Turing

I don’t watch movies, generally.

Sure, I’ll watch something in theatres every now and then. Usually superhero movies, maybe something else if it’s based on a book I’ve read, or if I’m planning on watching it with friends. That’s only in theatres, though. Outside… eh. Nearly every movie I’ve ever seen outside of a theatre was either shown in a school of some kind, or at a friend’s house on a movie night.

I don’t know why, but I mostly dedicate my personal time to stories told through books, TV shows, or audio. Every now and then, however, I’ll get over whatever fear I have of movies and risk an hour or two watching a film I might or might not enjoy. I did that today, and I watched ex_machina.


ex_machina, if you’re not aware, is a movie about a young man named Caleb who is invited by his boss Nathan, who in this Universe runs a Google-like company, to take part in a secret experiment. It’s all very hush-hush with Caleb having no idea what is going on, until he signs a NDA. Once he does, Nathan excitedly tells him he is going to be testing an AI with the Turing Test.
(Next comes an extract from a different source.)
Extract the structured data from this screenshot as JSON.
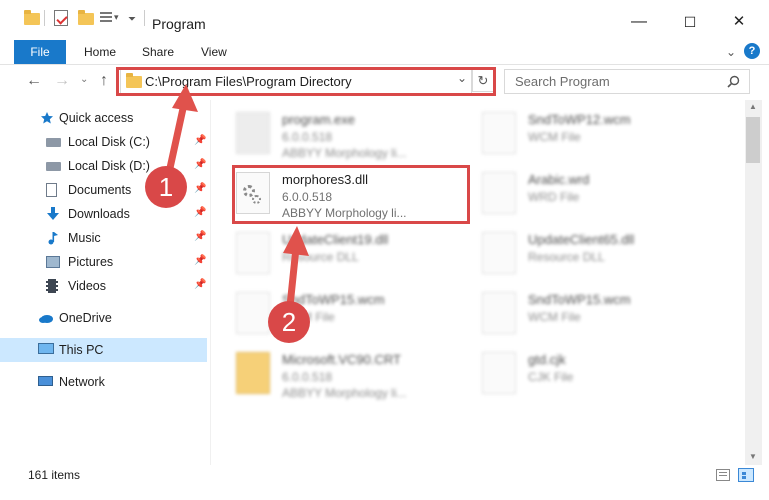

The Turing Test is proposed as a way to measure whether an Artificial Intelligence has truly been created. Essentially, you get a computer to talk to someone and if that person can’t figure out whether they’re talking with a computer or not, it’s passed the Turing Test.

So Caleb gets to meet Ava, and is blown away by her personality. It becomes very clear that were it a double blind test, he would never be able to tell Ava apart from “a real person.”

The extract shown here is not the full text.